If I can provide the perspective of somebody answering support questions from the entire user base of ecoinvent. Brandon is right to point out that the ocelot project is "directly useful" to a very small proportion of users. The vast majority of our users do not care much about what we are discussing here. And if I can speak candidly, I am sometimes appalled by questions showing lack of understanding of vary basic LCA concepts from our users. At the other side of the spectrum, there is only a handful of people in the world who have the resources, interest and skills to actively contribute to the project. However, the entirety of the users will benefit indirectly from the fruits of this project, for example by the reassurance that system model assumptions have been thoroughly tested.
The purpose of the development blog is to allow open discussion about the kind of concerns Brandon has. The project is young enough to be steer in many directions. As somebody who usually focuses on computational aspects that most member of the community don't even want to think about, I'm quite happy to see Brandon's interest in the project.
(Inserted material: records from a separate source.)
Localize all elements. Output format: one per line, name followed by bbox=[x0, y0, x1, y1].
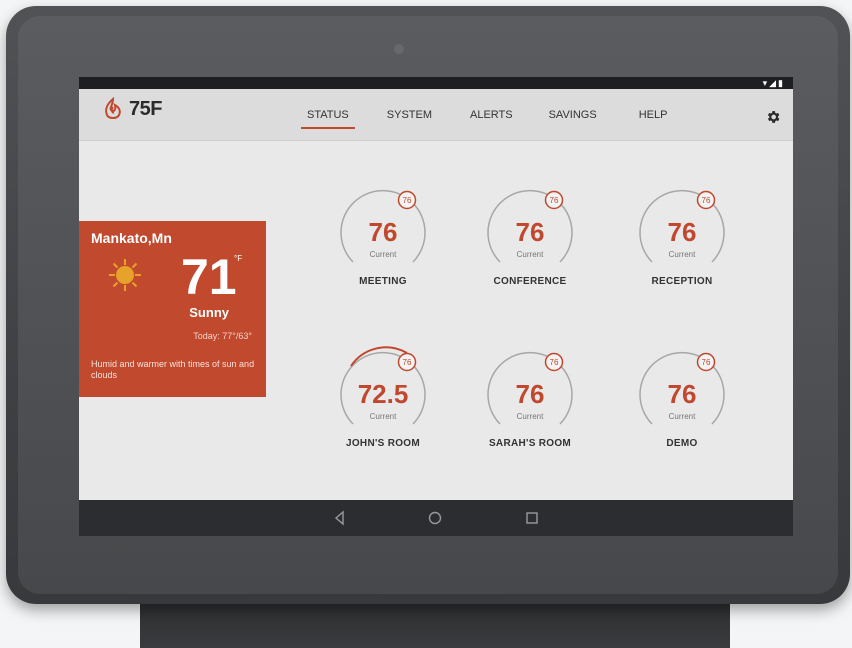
zone-sarahs-room[interactable]: 76 76 Current SARAH'S ROOM bbox=[465, 343, 595, 463]
android-nav-bar bbox=[79, 500, 793, 536]
zone-reception[interactable]: 76 76 Current RECEPTION bbox=[617, 181, 747, 301]
zone-current-label: Current bbox=[516, 250, 544, 259]
svg-text:76: 76 bbox=[702, 196, 711, 205]
zone-current-label: Current bbox=[516, 412, 544, 421]
app-bar: 75F STATUS SYSTEM ALERTS SAVINGS HELP bbox=[79, 89, 793, 141]
zone-name: DEMO bbox=[666, 438, 698, 449]
zone-current-temp: 72.5 bbox=[357, 379, 409, 409]
svg-text:76: 76 bbox=[550, 196, 559, 205]
tab-status[interactable]: STATUS bbox=[301, 109, 355, 129]
main-tabs: STATUS SYSTEM ALERTS SAVINGS HELP bbox=[301, 109, 668, 129]
zone-name: CONFERENCE bbox=[493, 276, 567, 287]
logo-icon bbox=[105, 96, 121, 119]
tab-savings[interactable]: SAVINGS bbox=[549, 109, 597, 129]
zone-current-label: Current bbox=[668, 250, 696, 259]
svg-text:76: 76 bbox=[403, 196, 412, 205]
zone-current-temp: 76 bbox=[515, 217, 545, 247]
gear-icon[interactable] bbox=[765, 109, 781, 125]
zone-current-temp: 76 bbox=[368, 217, 398, 247]
zone-meeting[interactable]: 76 76 Current MEETING bbox=[318, 181, 448, 301]
zone-current-label: Current bbox=[668, 412, 696, 421]
logo-text: 75F bbox=[129, 97, 162, 120]
sun-icon bbox=[109, 259, 141, 291]
weather-card: Mankato,Mn 71 °F Sunny Today: 77°/63° Hu… bbox=[79, 221, 266, 397]
zone-name: JOHN'S ROOM bbox=[345, 438, 421, 449]
weather-today: Today: 77°/63° bbox=[193, 331, 252, 341]
svg-text:76: 76 bbox=[702, 358, 711, 367]
weather-city: Mankato,Mn bbox=[91, 230, 172, 246]
camera-icon bbox=[394, 44, 404, 54]
tab-system[interactable]: SYSTEM bbox=[387, 109, 432, 129]
zone-conference[interactable]: 76 76 Current CONFERENCE bbox=[465, 181, 595, 301]
zone-johns-room[interactable]: 76 72.5 Current JOHN'S ROOM bbox=[318, 343, 448, 463]
svg-text:76: 76 bbox=[550, 358, 559, 367]
zone-name: SARAH'S ROOM bbox=[488, 438, 572, 449]
recents-icon[interactable] bbox=[523, 509, 541, 527]
zone-name: MEETING bbox=[359, 276, 407, 287]
zone-name: RECEPTION bbox=[651, 276, 713, 287]
zone-current-label: Current bbox=[369, 250, 397, 259]
tab-help[interactable]: HELP bbox=[639, 109, 668, 129]
status-icons: ▾◢▮ bbox=[762, 78, 785, 88]
zone-demo[interactable]: 76 76 Current DEMO bbox=[617, 343, 747, 463]
zone-current-temp: 76 bbox=[667, 379, 697, 409]
svg-text:76: 76 bbox=[403, 358, 412, 367]
tab-alerts[interactable]: ALERTS bbox=[470, 109, 513, 129]
screen: ▾◢▮ 75F STATUS SYSTEM ALERTS SAVINGS HEL… bbox=[79, 77, 793, 536]
weather-temperature: 71 bbox=[181, 249, 237, 305]
status-bar: ▾◢▮ bbox=[79, 77, 793, 89]
weather-description: Humid and warmer with times of sun and c… bbox=[91, 359, 255, 380]
zone-current-temp: 76 bbox=[515, 379, 545, 409]
zone-current-temp: 76 bbox=[667, 217, 697, 247]
logo: 75F bbox=[101, 95, 162, 123]
zone-current-label: Current bbox=[369, 412, 397, 421]
weather-condition: Sunny bbox=[189, 305, 229, 320]
weather-unit: °F bbox=[234, 254, 243, 263]
home-icon[interactable] bbox=[426, 509, 444, 527]
back-icon[interactable] bbox=[331, 509, 349, 527]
We obviously have to find a balance between the ideals we hold and what we can reasonably achieve with the resources we have for this project. As Chris pointed, not letting the best be the enemy of the good is something to keep in mind. The release of version 3.0 has been delayed because this principle was forgotten, and we are dealing with many legacy problems caused by this lack of foresight. Ocelot is the best initiative we have had so far to fix these legacy problems.